Effective assessment of student learning goes hand in hand with demonstrating accountability to a diverse audience deeply invested in how well the university meets student-learning outcomes, said David Weismiller, associate provost for Institutional Planning, Assessment and Research. He said the university is accountable to students, parents and faculty as well as the federal government, which contributes billions of dollars toward higher education.
Accountability also plays a role in whether the university receives reaffirmation of accreditation from SACS, the Southern Association of Colleges and Schools.
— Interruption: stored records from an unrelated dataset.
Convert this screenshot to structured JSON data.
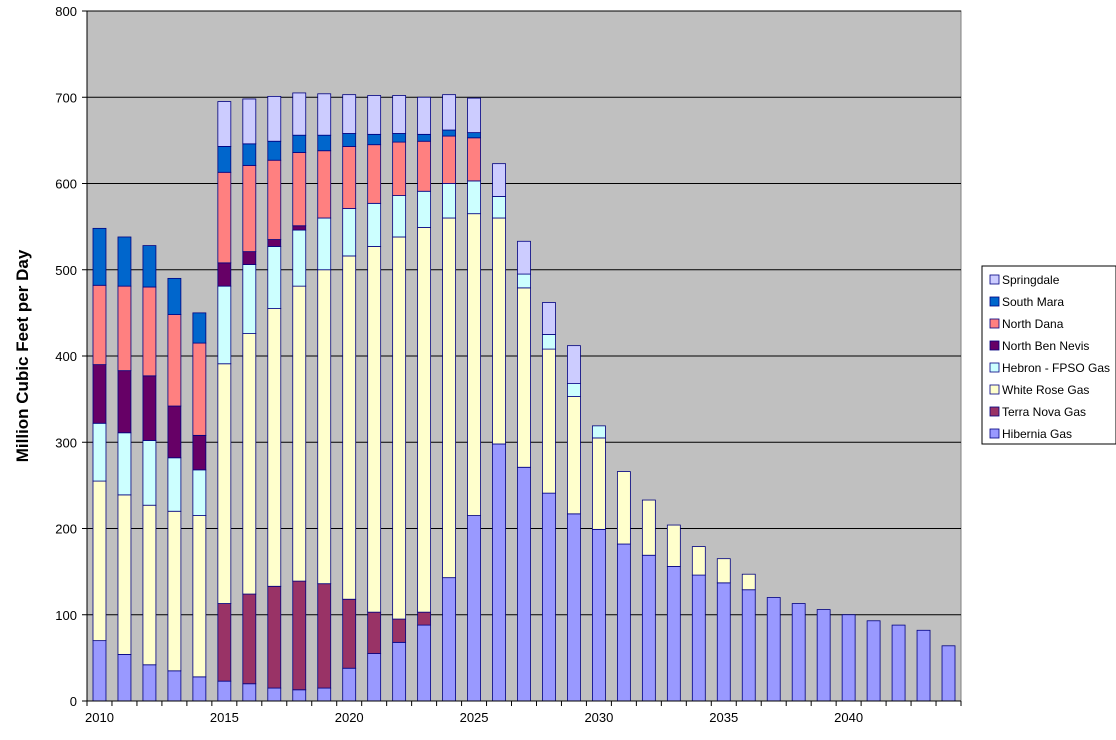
{
  "chart_data": {
    "type": "bar",
    "stacked": true,
    "title": "",
    "xlabel": "",
    "ylabel": "Million Cubic Feet per Day",
    "ylim": [
      0,
      800
    ],
    "yticks": [
      0,
      100,
      200,
      300,
      400,
      500,
      600,
      700,
      800
    ],
    "xtick_labels": [
      "2010",
      "2015",
      "2020",
      "2025",
      "2030",
      "2035",
      "2040"
    ],
    "grid": true,
    "legend_position": "right",
    "categories": [
      2010,
      2011,
      2012,
      2013,
      2014,
      2015,
      2016,
      2017,
      2018,
      2019,
      2020,
      2021,
      2022,
      2023,
      2024,
      2025,
      2026,
      2027,
      2028,
      2029,
      2030,
      2031,
      2032,
      2033,
      2034,
      2035,
      2036,
      2037,
      2038,
      2039,
      2040,
      2041,
      2042,
      2043,
      2044
    ],
    "series": [
      {
        "name": "Hibernia Gas",
        "color": "#9999ff",
        "values": [
          70,
          54,
          42,
          35,
          28,
          23,
          20,
          15,
          13,
          15,
          38,
          55,
          68,
          88,
          143,
          215,
          298,
          271,
          241,
          217,
          199,
          182,
          169,
          156,
          146,
          137,
          129,
          120,
          113,
          106,
          100,
          93,
          88,
          82,
          64
        ]
      },
      {
        "name": "Terra Nova Gas",
        "color": "#993366",
        "values": [
          0,
          0,
          0,
          0,
          0,
          90,
          104,
          118,
          126,
          121,
          80,
          48,
          27,
          15,
          0,
          0,
          0,
          0,
          0,
          0,
          0,
          0,
          0,
          0,
          0,
          0,
          0,
          0,
          0,
          0,
          0,
          0,
          0,
          0,
          0
        ]
      },
      {
        "name": "White Rose Gas",
        "color": "#ffffcc",
        "values": [
          185,
          185,
          185,
          185,
          187,
          278,
          302,
          322,
          342,
          364,
          398,
          424,
          443,
          446,
          417,
          350,
          262,
          208,
          167,
          136,
          106,
          84,
          64,
          48,
          33,
          28,
          18,
          0,
          0,
          0,
          0,
          0,
          0,
          0,
          0
        ]
      },
      {
        "name": "Hebron - FPSO Gas",
        "color": "#ccffff",
        "values": [
          67,
          72,
          75,
          62,
          53,
          90,
          80,
          72,
          65,
          60,
          55,
          50,
          48,
          42,
          40,
          38,
          25,
          16,
          17,
          15,
          14,
          0,
          0,
          0,
          0,
          0,
          0,
          0,
          0,
          0,
          0,
          0,
          0,
          0,
          0
        ]
      },
      {
        "name": "North Ben Nevis",
        "color": "#660066",
        "values": [
          68,
          72,
          75,
          60,
          40,
          27,
          15,
          8,
          5,
          0,
          0,
          0,
          0,
          0,
          0,
          0,
          0,
          0,
          0,
          0,
          0,
          0,
          0,
          0,
          0,
          0,
          0,
          0,
          0,
          0,
          0,
          0,
          0,
          0,
          0
        ]
      },
      {
        "name": "North Dana",
        "color": "#ff8080",
        "values": [
          92,
          98,
          103,
          106,
          107,
          105,
          100,
          92,
          85,
          78,
          72,
          68,
          62,
          58,
          55,
          50,
          0,
          0,
          0,
          0,
          0,
          0,
          0,
          0,
          0,
          0,
          0,
          0,
          0,
          0,
          0,
          0,
          0,
          0,
          0
        ]
      },
      {
        "name": "South Mara",
        "color": "#0066cc",
        "values": [
          66,
          57,
          48,
          42,
          35,
          30,
          25,
          22,
          20,
          18,
          15,
          12,
          10,
          8,
          7,
          6,
          0,
          0,
          0,
          0,
          0,
          0,
          0,
          0,
          0,
          0,
          0,
          0,
          0,
          0,
          0,
          0,
          0,
          0,
          0
        ]
      },
      {
        "name": "Springdale",
        "color": "#ccccff",
        "values": [
          0,
          0,
          0,
          0,
          0,
          52,
          52,
          52,
          49,
          48,
          45,
          45,
          44,
          43,
          41,
          40,
          38,
          38,
          37,
          44,
          0,
          0,
          0,
          0,
          0,
          0,
          0,
          0,
          0,
          0,
          0,
          0,
          0,
          0,
          0
        ]
      }
    ]
  },
  "colors": {
    "plot_background": "#c0c0c0",
    "gridline": "#000000",
    "bar_outline": "#000080"
  }
}
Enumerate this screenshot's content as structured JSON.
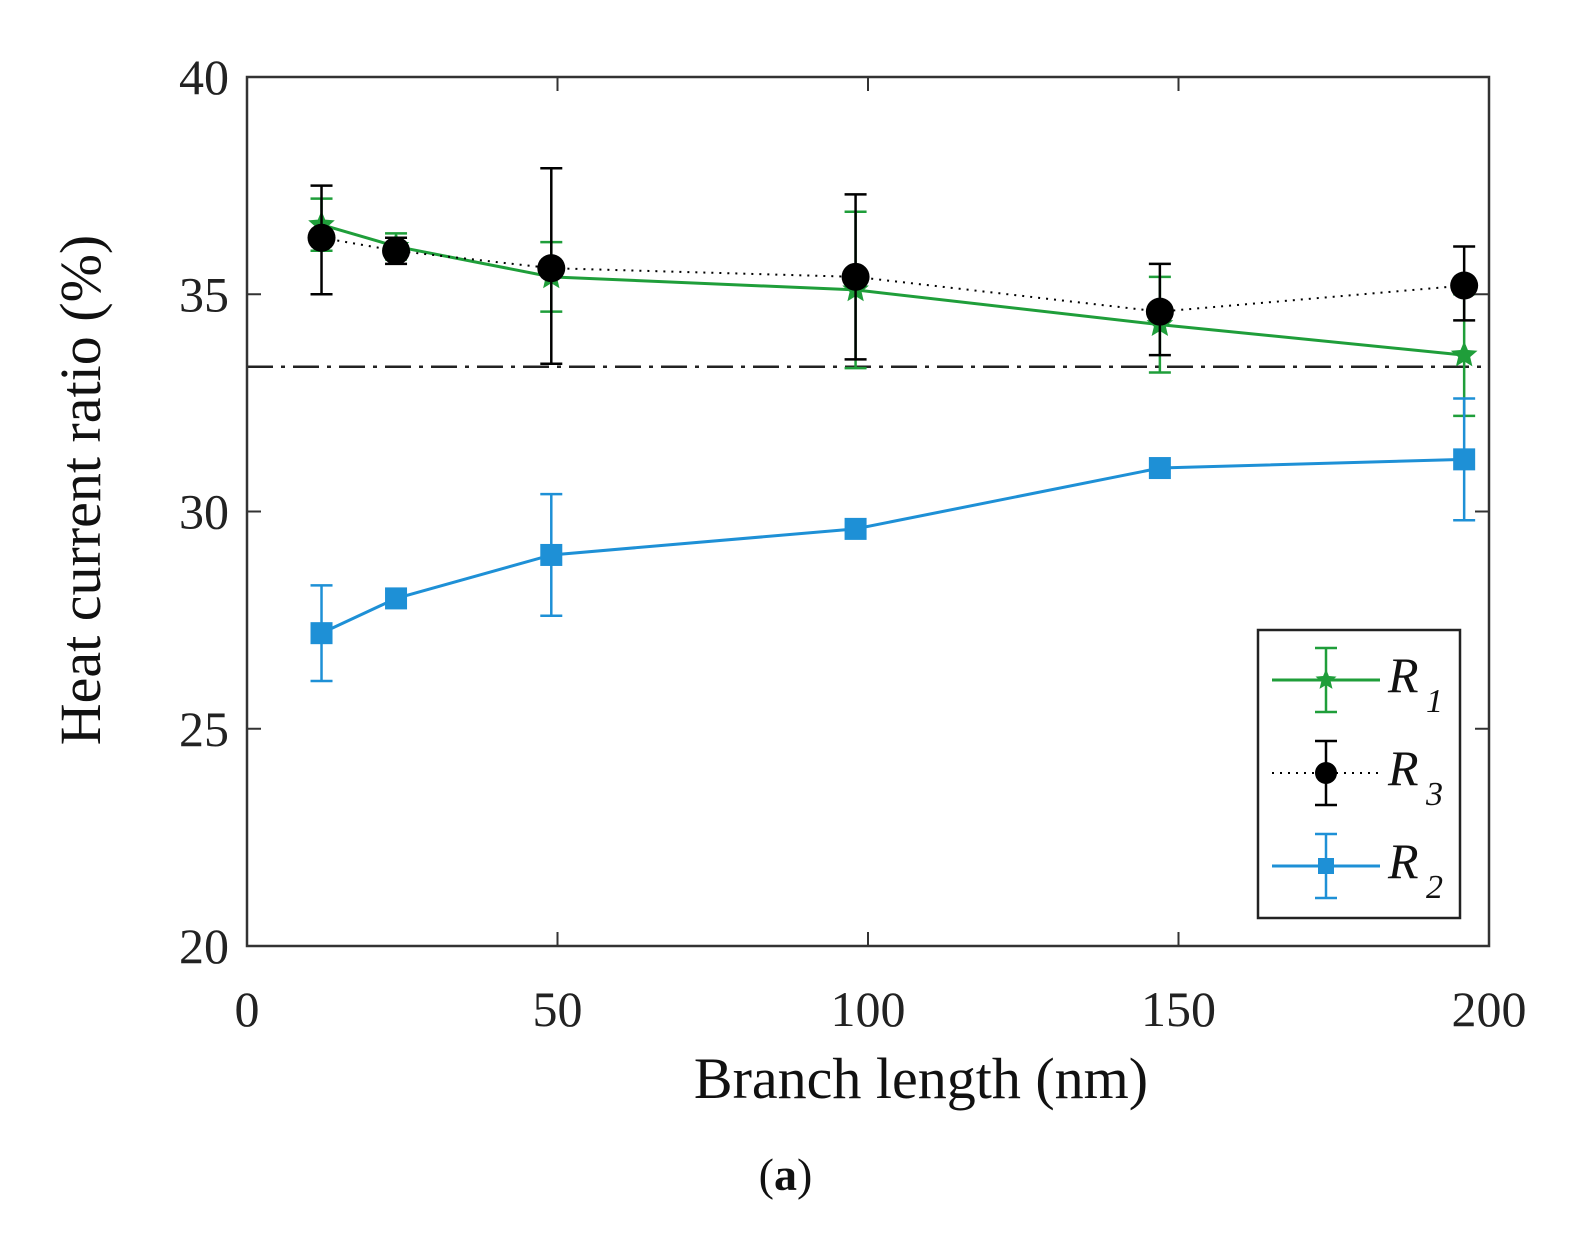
{
  "chart_data": {
    "type": "line",
    "xlabel": "Branch length (nm)",
    "ylabel": "Heat current ratio (%)",
    "xlim": [
      0,
      200
    ],
    "ylim": [
      20,
      40
    ],
    "xticks": [
      "0",
      "50",
      "100",
      "150",
      "200"
    ],
    "yticks": [
      "20",
      "25",
      "30",
      "35",
      "40"
    ],
    "reference_line": {
      "y": 33.33,
      "style": "dash-dot"
    },
    "legend_position": "bottom-right",
    "series": [
      {
        "name": "R",
        "subscript": "1",
        "color": "#1f9e3a",
        "marker": "star",
        "linestyle": "solid",
        "x": [
          12,
          24,
          49,
          98,
          147,
          196
        ],
        "values": [
          36.6,
          36.1,
          35.4,
          35.1,
          34.3,
          33.6
        ],
        "err_low": [
          0.6,
          0.3,
          0.8,
          1.8,
          1.1,
          1.4
        ],
        "err_high": [
          0.6,
          0.3,
          0.8,
          1.8,
          1.1,
          1.4
        ]
      },
      {
        "name": "R",
        "subscript": "3",
        "color": "#000000",
        "marker": "circle",
        "linestyle": "dotted",
        "x": [
          12,
          24,
          49,
          98,
          147,
          196
        ],
        "values": [
          36.3,
          36.0,
          35.6,
          35.4,
          34.6,
          35.2
        ],
        "err_low": [
          1.3,
          0.3,
          2.2,
          1.9,
          1.0,
          0.8
        ],
        "err_high": [
          1.2,
          0.3,
          2.3,
          1.9,
          1.1,
          0.9
        ]
      },
      {
        "name": "R",
        "subscript": "2",
        "color": "#1e90d6",
        "marker": "square",
        "linestyle": "solid",
        "x": [
          12,
          24,
          49,
          98,
          147,
          196
        ],
        "values": [
          27.2,
          28.0,
          29.0,
          29.6,
          31.0,
          31.2
        ],
        "err_low": [
          1.1,
          0.1,
          1.4,
          0.1,
          0.1,
          1.4
        ],
        "err_high": [
          1.1,
          0.1,
          1.4,
          0.1,
          0.1,
          1.4
        ]
      }
    ]
  },
  "caption": {
    "open": "(",
    "letter": "a",
    "close": ")"
  }
}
ECU’s next SACS reaffirmation visit is scheduled for 2013.
While reaffirmation of accreditation is critical, Weismiller said he expects faculty and staff at ECU will “set the bar higher for student success on our own, not just to meet external standards.”
“We should do this because we care, not because somebody’s coming to visit,” he said.
Setting the bar higher is at the center of an upcoming conversation on student-learning assessment – ECU Assessment Day, scheduled for 9 a.m. to 3:15 p.m. Sept. 23 at the East Carolina Heart Institute. Assessment Day features, among others, Belle Wheelan, president of the SACS Commission on College.
Wheelan is the first African American and the first woman to serve as SACS president. Her 30-year career includes roles in faculty, student services and campus administration as provost and college president. She holds a doctoral degree in educational administration from the University of Texas at Austin, a master’s in developmental education psychology from Louisiana State University and a bachelor’s degree from Trinity University in Texas.
Wheelan will also speak on assessment and accreditation at a meeting of the ECU Board of Trustees that day.
ECU Provost Marilyn Sheerer said that assessment “has always been a critical part of the academic environment. With today’s emphasis on accountability in the academy and the ever-increasing demand for use of assessment results in improving the learning environment, the Assessment Day event is one of utmost importance to us all.”
The university is striving toward what Weismiller terms a “mature assessment system,” which moves beyond acquisition of data. “Mature assessment is when we have the conversation about what the data means, what has been successful and how we take this information forward and use it to inform program decisions,” he said.
ECU has been focusing a concerted effort on assessment since about 2007, Weismiller said. Meetings with faculty identified a desire to continue the conversation, which led to development of the Assessment Day forum.
The forum will include presentations by assessment leaders on a national and university level, as well as examination of best practices at ECU through poster presentations and peer discussion. Faculty and staff can learn from experts and from each other, sharing best practices and gathering ideas from what has worked in other ECU units.
“Everything we do at East Carolina University should be about student success,” Weismiller said.
An A-minus or B-plus cannot adequately express student success. The grade does not show how well a student has learned to apply critical thinking, collaborate within a group or succeed in a leadership role. For that reason, assessment of student learning at East Carolina University extends well beyond a letter grade. It is an ongoing process in which faculty and staff consider best practices on how to obtain, evaluate and incorporate student-learning data into decisions that improve student learning, Weismiller said.
Sheerer noted that the focus of Assessment Day “will be on sharing – on understanding how we use data and are making changes in response to the evidence relative to student learning and learning outcomes.
“I encourage all who can to attend. It is that important,” Sheerer said.